Finding Pax

Pax

Finding Pax
By Kaci Cronkhite
Wind Spur Books, 2016
www.windspurbooks.com


This is a love story. I’m not talking about romantic love. I’m talking about obsessive love; a woman’s love, indeed adoration, for an inanimate object — in this case a wooden boat.

In 2007, long-distance sailor and onetime circumnavigator Kaci Cronkhite, who lives in Port Townsend, Wash., was scrolling through online ads when she found an item that piqued her curiosity: “Special boat for sale.”

What she was peering at, she says in this exuberant, fast-paced and, at times, moving narrative of fulfillment and discovery “was the most eye-popping, heart-stopping boat I had ever seen.” Her computer screen had lit up with images of a bright white hull rising dramatically at bow and stern, of a voluminous underbody balanced on a long, full keel, and of a mahogany cabin with oval portholes.

The vessel was a classic Danish spidsgatter, or sloop-rigged double-ender. “I had seen two of these boats in person over the years,” Cronkhite writes, “and I knew they were rare. Owners adored them. Of all the boat designs that had ever tempted me, this was the one.”

Happily for Cronkhite, the yacht lay just across the Strait of Juan de Fuca in Victoria, British Columbia, not much more than a day’s sail from her own home port. And so begins a tale in which this particular author-cum-sailor stumbles on a boat, falls in love with said boat, impulsively decides to buy the vessel and, in the process, unburden herself of a small (or large) fortune — dollar figure unspecified — on a restoration and refit. And finally, consumed by an inner imperative to unearth even the smallest biographic detail of her newly acquired maritime artifact, she spends the next 10 years journeying either to Europe or up and down the American and Canadian West Coasts, piecing together an account of the boat’s origins and history.  

The sloop is called Pax. Built in 1936 in Kalundborg, Denmark, the yacht came from the drawing board of the famed wooden boat designer M.S.J. Hansen, a Danish incarnation of such American masters as Starling Burgess or Nathanael Herreshoff. With a hull of oak and pine, Pax has an overall length of 28 feet, a 9-foot beam and a 6-foot draft. Gross displacement is 7 tons. The auxiliary is a 25-hp Klassen Isuzu diesel.

In Cronkhite’s search of marinas, boatyards and registration files in this country and overseas, she uncovers records of at least eight previous owners, who voyaged in the Baltic or in Canadian and California waters. The boat, she notes, was initially called Tonica.

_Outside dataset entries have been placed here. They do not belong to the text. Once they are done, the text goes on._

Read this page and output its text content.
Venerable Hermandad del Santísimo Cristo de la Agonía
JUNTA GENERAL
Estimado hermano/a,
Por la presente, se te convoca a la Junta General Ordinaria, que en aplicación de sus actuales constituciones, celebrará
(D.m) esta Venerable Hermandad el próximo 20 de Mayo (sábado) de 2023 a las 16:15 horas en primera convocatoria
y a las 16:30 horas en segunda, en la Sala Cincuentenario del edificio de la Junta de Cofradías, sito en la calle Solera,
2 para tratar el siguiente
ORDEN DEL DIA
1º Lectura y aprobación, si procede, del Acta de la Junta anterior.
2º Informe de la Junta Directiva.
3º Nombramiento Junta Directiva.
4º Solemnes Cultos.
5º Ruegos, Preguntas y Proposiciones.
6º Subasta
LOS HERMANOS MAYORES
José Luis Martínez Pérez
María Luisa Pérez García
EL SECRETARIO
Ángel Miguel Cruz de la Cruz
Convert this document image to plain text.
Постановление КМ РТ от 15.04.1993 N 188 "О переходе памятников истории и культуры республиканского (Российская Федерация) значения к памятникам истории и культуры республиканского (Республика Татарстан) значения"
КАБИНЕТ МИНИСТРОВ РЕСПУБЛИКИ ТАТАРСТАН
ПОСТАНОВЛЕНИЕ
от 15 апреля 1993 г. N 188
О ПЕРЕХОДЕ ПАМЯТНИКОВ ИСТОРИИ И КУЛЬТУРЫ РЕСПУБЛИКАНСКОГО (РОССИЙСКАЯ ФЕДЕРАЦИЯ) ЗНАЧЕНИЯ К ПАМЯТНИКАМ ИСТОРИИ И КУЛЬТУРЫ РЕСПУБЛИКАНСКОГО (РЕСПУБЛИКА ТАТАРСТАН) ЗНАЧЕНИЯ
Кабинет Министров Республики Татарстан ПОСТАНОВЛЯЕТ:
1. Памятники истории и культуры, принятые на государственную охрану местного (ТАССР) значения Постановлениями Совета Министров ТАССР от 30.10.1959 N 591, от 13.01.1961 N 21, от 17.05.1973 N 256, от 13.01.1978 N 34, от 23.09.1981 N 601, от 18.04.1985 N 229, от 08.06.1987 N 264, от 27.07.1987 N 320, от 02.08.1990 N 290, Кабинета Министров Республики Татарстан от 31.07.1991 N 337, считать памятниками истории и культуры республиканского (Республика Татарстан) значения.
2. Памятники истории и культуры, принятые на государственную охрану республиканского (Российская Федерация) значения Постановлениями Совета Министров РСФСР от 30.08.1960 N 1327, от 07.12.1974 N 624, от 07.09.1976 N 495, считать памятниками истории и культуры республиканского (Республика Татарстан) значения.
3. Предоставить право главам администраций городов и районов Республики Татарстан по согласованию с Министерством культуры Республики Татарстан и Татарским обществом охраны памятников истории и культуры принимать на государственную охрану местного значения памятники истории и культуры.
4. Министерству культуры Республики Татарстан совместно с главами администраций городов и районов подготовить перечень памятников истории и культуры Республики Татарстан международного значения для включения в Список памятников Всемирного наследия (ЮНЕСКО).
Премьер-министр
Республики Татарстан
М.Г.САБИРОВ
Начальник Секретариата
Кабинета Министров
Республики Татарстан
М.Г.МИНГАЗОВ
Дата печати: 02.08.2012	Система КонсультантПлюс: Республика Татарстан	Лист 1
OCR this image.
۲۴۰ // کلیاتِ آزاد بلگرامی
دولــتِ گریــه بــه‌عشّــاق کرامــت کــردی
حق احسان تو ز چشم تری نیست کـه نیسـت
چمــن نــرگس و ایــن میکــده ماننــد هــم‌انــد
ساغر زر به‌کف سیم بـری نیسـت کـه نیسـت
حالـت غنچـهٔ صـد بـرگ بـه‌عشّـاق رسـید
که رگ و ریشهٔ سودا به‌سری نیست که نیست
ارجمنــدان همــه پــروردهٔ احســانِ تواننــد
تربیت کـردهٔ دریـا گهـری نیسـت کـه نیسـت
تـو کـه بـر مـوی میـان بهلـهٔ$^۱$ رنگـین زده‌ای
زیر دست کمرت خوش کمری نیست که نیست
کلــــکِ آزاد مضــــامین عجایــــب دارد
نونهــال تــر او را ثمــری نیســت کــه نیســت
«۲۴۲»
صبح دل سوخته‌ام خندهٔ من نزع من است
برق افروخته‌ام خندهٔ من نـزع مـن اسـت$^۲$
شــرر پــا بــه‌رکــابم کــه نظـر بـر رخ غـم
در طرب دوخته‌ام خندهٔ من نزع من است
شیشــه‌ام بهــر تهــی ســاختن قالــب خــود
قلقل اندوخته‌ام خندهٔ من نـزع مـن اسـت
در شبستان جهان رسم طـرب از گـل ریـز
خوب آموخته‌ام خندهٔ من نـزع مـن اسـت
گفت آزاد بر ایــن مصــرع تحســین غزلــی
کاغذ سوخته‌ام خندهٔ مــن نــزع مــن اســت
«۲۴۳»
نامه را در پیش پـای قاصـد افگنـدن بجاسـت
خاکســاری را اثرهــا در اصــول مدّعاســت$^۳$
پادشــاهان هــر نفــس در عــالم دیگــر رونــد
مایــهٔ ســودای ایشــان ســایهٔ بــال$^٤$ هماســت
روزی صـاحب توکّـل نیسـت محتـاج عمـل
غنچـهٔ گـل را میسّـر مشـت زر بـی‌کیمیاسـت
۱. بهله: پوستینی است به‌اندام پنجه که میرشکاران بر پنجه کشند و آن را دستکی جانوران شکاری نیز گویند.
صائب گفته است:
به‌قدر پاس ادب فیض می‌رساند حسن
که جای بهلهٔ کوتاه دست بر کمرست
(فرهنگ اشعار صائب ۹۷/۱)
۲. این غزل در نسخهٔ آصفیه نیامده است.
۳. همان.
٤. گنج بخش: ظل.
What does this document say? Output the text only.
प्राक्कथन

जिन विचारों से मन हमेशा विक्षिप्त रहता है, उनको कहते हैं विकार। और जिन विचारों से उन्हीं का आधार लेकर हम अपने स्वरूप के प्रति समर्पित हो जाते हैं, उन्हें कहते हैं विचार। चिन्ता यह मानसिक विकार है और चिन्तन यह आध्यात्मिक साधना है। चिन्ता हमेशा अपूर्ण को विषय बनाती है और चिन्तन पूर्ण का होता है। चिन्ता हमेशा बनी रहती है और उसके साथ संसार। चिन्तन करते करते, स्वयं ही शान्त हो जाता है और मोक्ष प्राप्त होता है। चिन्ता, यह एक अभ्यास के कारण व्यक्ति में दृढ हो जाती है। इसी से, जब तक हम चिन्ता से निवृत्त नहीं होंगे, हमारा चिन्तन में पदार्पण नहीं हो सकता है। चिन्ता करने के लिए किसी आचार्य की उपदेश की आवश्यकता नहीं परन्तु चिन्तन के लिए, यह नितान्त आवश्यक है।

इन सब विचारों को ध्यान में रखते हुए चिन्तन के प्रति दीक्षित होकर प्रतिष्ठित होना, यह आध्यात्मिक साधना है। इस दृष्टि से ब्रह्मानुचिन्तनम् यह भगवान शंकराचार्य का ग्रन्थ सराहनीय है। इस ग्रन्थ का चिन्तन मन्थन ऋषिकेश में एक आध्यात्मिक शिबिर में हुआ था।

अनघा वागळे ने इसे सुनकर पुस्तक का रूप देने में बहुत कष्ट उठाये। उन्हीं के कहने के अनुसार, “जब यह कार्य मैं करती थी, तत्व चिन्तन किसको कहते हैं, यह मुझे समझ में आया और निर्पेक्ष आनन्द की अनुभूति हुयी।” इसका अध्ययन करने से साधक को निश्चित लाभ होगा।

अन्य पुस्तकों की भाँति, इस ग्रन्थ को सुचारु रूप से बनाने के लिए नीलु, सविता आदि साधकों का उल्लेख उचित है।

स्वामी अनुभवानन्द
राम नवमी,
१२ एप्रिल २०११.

Somewhere along the ownership chain, and presumably in honor of the celebrated flush-deck cutter sailed in the 1920s by the French circumnavigator Alain Gerbault, it was renamed Firecrest

She has reason to believe that the boat, probably as Firecrest, was shipped to California by a yet-to-be-identified owner in 1961. From that date until 1974, however, Cronkhite’s history shuts down. She draws a blank. What she does know is that in the mid- to late 1970s, the sloop reemerged under named ownership, but now as Pax. And it is as Pax — with Cronkhite the ninth owner — that the spidsgatter sails today.

In the summer of 2013 she is invited to sail on a Hansen-designed twin of Pax. Her account evokes the beauty of where her yacht was born. Cronkhite ends her delightful book with an appeal. “At this writing, May 2016, 13 years of Pax’s history, from 1961 to 1974 … probably in the Los Angeles area, are still to be found.”

Somewhere, she thinks, there is a sailor or shipwright who, decades ago, may well have known her little ship and who has the historical information she so eagerly seeks. If Cronkhite can trace that missing link, the story she tells in Finding Pax will then be complete.